Susan Woehrle in l’étoile also opens with the location: “The Soap Factory may not be known primarily as a venue for theater, but the space in their basement is appropriately dusty and claustrophobic for Theatre Coup d’Etat‘s new production of One Flea Spare.” The subtle difference in phrasing between Woehrle’s piece and Huyck’s brings to mind a chicken-and-egg scenario – is Wallace’s play especially suited to the Soap Factory basement, or is the Soap Factory Basement especially suited to Wallace’s play? I suppose the answer depends largely on whether you’re a local arts denizen who puts a lot of stock in the Soap Factory seal of approval or a theater lover who’d turn out for a Naomi Wallace play regardless of the venue.
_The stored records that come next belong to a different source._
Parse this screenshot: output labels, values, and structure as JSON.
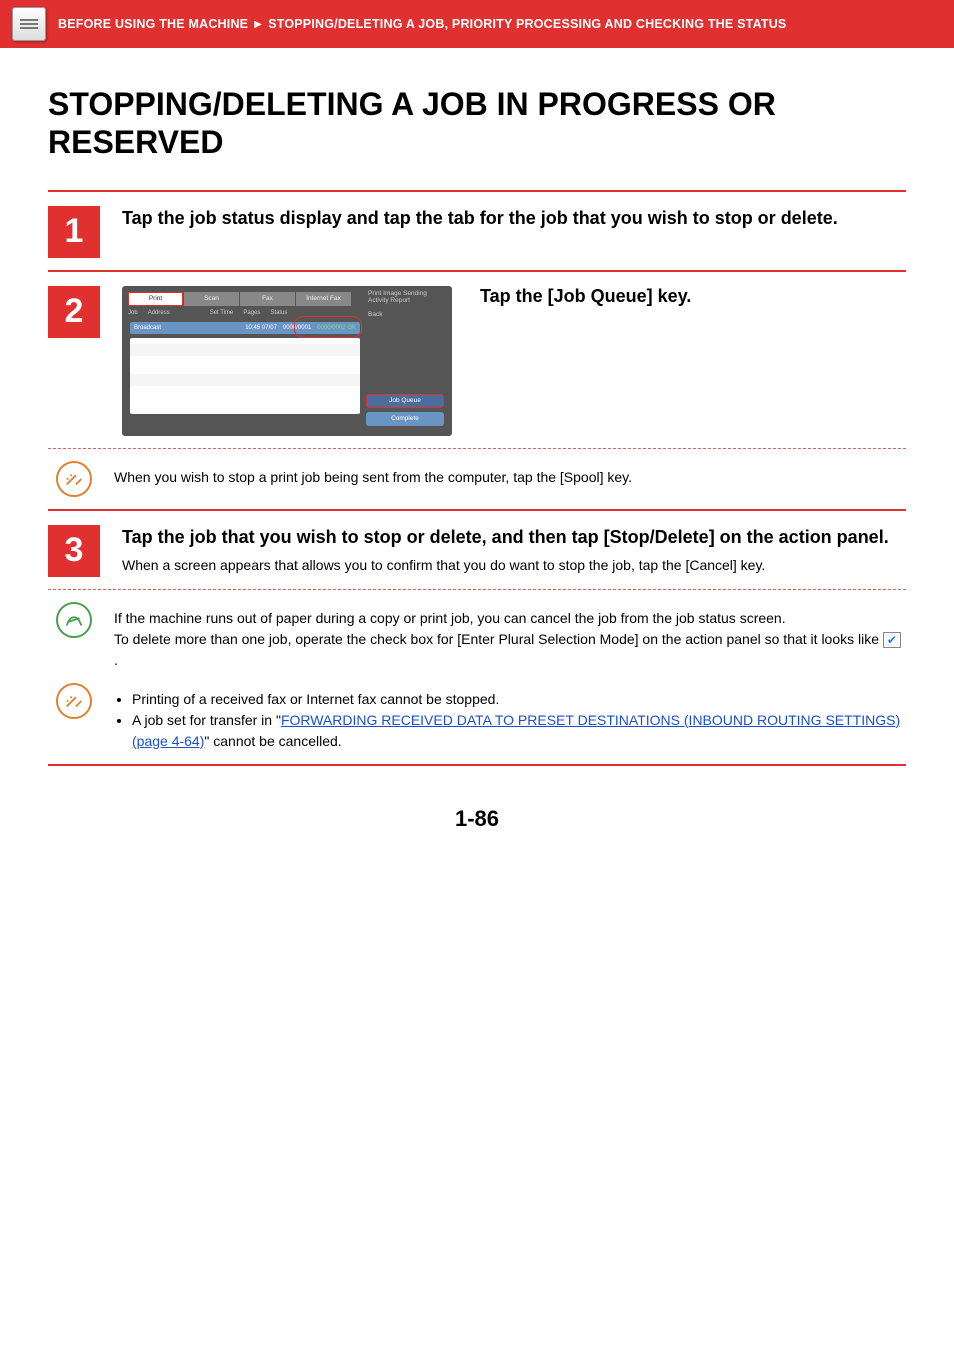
{
  "header": {
    "breadcrumb_a": "BEFORE USING THE MACHINE",
    "arrow": "►",
    "breadcrumb_b": "STOPPING/DELETING A JOB, PRIORITY PROCESSING AND CHECKING THE STATUS"
  },
  "title": "STOPPING/DELETING A JOB IN PROGRESS OR RESERVED",
  "steps": {
    "s1": {
      "num": "1",
      "head": "Tap the job status display and tap the tab for the job that you wish to stop or delete."
    },
    "s2": {
      "num": "2",
      "head": "Tap the [Job Queue] key.",
      "ui": {
        "tab_print": "Print",
        "tab_scan": "Scan",
        "tab_fax": "Fax",
        "tab_ifax": "Internet Fax",
        "title_right": "Print Image Sending Activity Report",
        "back": "Back",
        "col_job": "Job",
        "col_addr": "Address",
        "col_time": "Set Time",
        "col_pages": "Pages",
        "col_status": "Status",
        "row_label": "Broadcast",
        "row_time": "10:45 07/07",
        "row_pages": "0000/0001",
        "row_status": "0000/0002 OK",
        "btn_jq": "Job Queue",
        "btn_cp": "Complete"
      }
    },
    "s3": {
      "num": "3",
      "head": "Tap the job that you wish to stop or delete, and then tap [Stop/Delete] on the action panel.",
      "body": "When a screen appears that allows you to confirm that you do want to stop the job, tap the [Cancel] key."
    }
  },
  "notes": {
    "n1": "When you wish to stop a print job being sent from the computer, tap the [Spool] key.",
    "n2a": "If the machine runs out of paper during a copy or print job, you can cancel the job from the job status screen.",
    "n2b_pre": "To delete more than one job, operate the check box for [Enter Plural Selection Mode] on the action panel so that it looks like ",
    "n2b_post": " .",
    "n3_b1": "Printing of a received fax or Internet fax cannot be stopped.",
    "n3_b2_pre": "A job set for transfer in \"",
    "n3_b2_link": "FORWARDING RECEIVED DATA TO PRESET DESTINATIONS (INBOUND ROUTING SETTINGS) (page 4-64)",
    "n3_b2_post": "\" cannot be cancelled."
  },
  "page_number": "1-86"
}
Of all the reviews I found, Jill Schafer at Cherry and Spoon makes the space sound most integral to her viewing experience. “It doesn't get much more intimate than this space, with just a few rows of seats on three sides of the small square that serves as the stage. There's nothing between the audience and the actors, and all of their performances are almost too real. I was completely drawn in by them, almost to the point of feeling uncomfortable as if you're eavesdropping on some very intense conversations.” Later, she picks up on a lovely, eerie touch that’s specific to this space: “The surroundings are well-incorporated into the set, most effectively in the concrete floor of the basement that is momentarily marked by the water that is splashed on it, until it drinks it up.” She even ends the review with a truly Minnesotan footnote: “It really is chilly in the basement, so bring a sweater.”
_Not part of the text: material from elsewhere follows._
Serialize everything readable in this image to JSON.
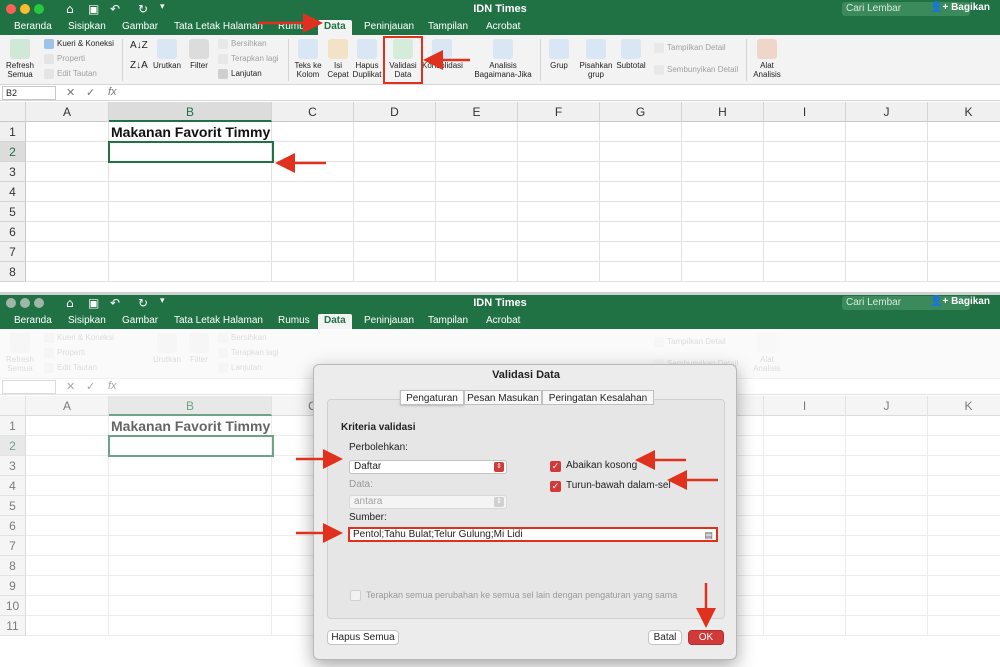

I found Schafer’s take on the importance of the space heartening, as I often wonder if my own preference for non-traditional spaces is grounded in a true appreciation of what they bring to the art or in my deep-seated contrarianism. Give me a choice between seeing a show in a traditional theater or a spooky basement and I’ll take the basement almost every time, largely because it makes a better story. For instance, one of my favorite live music experiences was seeing Sam the Sham and the Pharaohs play “Little Red Riding Hood” in a second-floor New Orleans bowling alley at 4 a.m. on a Wednesday. It was an amazing thing to see, but when I reflect on it, I realize that I don’t remember much about Sam the Sham’s actual performance. What I relish is the combination of an oddball artist and a surreal setting, and I’m not sure if that’s giving proper due to the art itself. It pleases me to see that, for most of the local critics, the union of One Flea Spare and the Soap Factory basement goes a little deeper than that.
And then just when I’m feeling good about the justification of non-traditional spaces, I read Matthew A. Everett’s glowing review for TC Daily Planet, which doesn’t deem the performance space worthy of mention until a brief navigational note in the final sentence. Ah well, I suppose a consensus would be too much to hope for.